Spotted by GforGames site, in a GeekBench test results and running inside an unknown smartphone, MediaTek’s MT6795 managed to score 886 points in the single-core test and 4536 points in the multi-core test. These results were enough to put it neck to neck with the mighty Qualcomm Snapdragon 810 SoC tested in the LG G Flex 2, which scored 1144 points in the single-core and 4345 in the multi-core test. While it did outrun the MT6795 in the single-core test, the multi-core test was clearly not kind on the Snapdragon 810.

The unknown device was running on Android Lollipop OS and packed 3GB of RAM, which might gave the MT6795 an edge over the LG G Flex 2.

MediaTek’s octa-core MT6795 was announced last year and while we are yet to see some of the first design wins, recent rumors suggested that it could be powering Meizu’s MX5, HTC’s Desire A55 and some other high-end smartphones. The MediaTek MT6795 is a 64-bit octa-core SoC clocked at up to 2.2GHz, with four Cortex-A57 cores and four Cortex-A53 cores. It packs PowerVR G6200 graphics, supports LPDDR3 memory and can handle 2K displays at up to 120Hz.

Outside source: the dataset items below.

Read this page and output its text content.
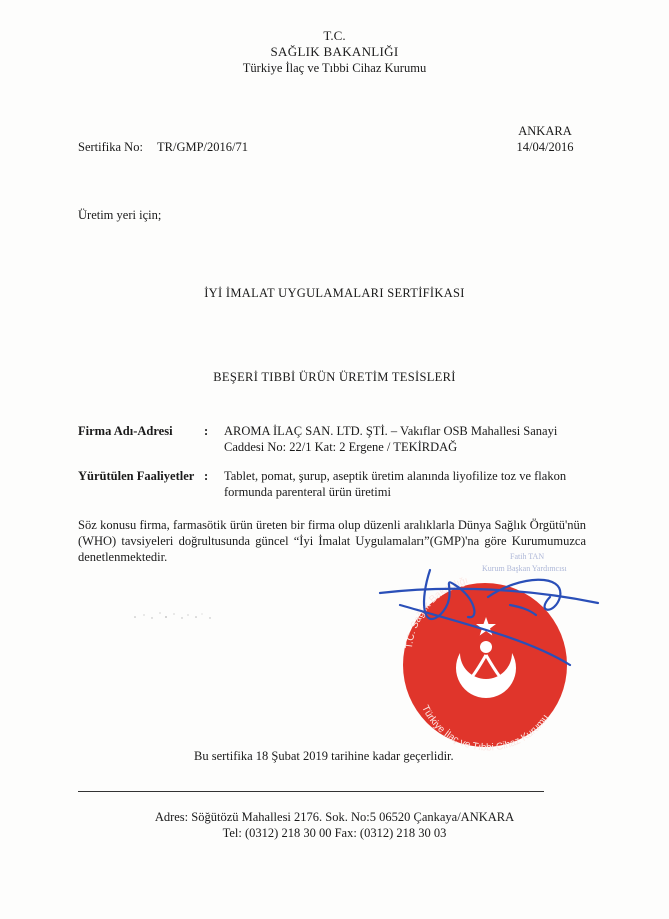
T.C.
SAĞLIK BAKANLIĞI
Türkiye İlaç ve Tıbbi Cihaz Kurumu
Sertifika No: TR/GMP/2016/71
ANKARA
14/04/2016
Üretim yeri için;
İYİ İMALAT UYGULAMALARI SERTİFİKASI
BEŞERİ TIBBİ ÜRÜN ÜRETİM TESİSLERİ
Firma Adı-Adresi	: AROMA İLAÇ SAN. LTD. ŞTİ. – Vakıflar OSB Mahallesi Sanayi Caddesi No: 22/1 Kat: 2 Ergene / TEKİRDAĞ
Yürütülen Faaliyetler : Tablet, pomat, şurup, aseptik üretim alanında liyofilize toz ve flakon formunda parenteral ürün üretimi
Söz konusu firma, farmasötik ürün üreten bir firma olup düzenli aralıklarla Dünya Sağlık Örgütü'nün (WHO) tavsiyeleri doğrultusunda güncel “İyi İmalat Uygulamaları”(GMP)'na göre Kurumumuzca denetlenmektedir.	Fatih TAN
Kurum Başkan Yardımcısı
T.C. Sağlık Bakanlığı
Türkiye İlaç ve Tıbbi Cihaz Kurumu
Bu sertifika 18 Şubat 2019 tarihine kadar geçerlidir.
Adres: Söğütözü Mahallesi 2176. Sok. No:5 06520 Çankaya/ANKARA
Tel: (0312) 218 30 00 Fax: (0312) 218 30 03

As we are just a few days from Mobile World Congress (MWC) 2015 which will kick off in Barcelona on March 2nd, we are quite sure that we will see more info as well as more benchmarks as a single benchmark running on an unknown smartphone might not be the best representation of performance, it does show that MediaTek certainly has a good chip and can compete with Qualcomm and Samsung.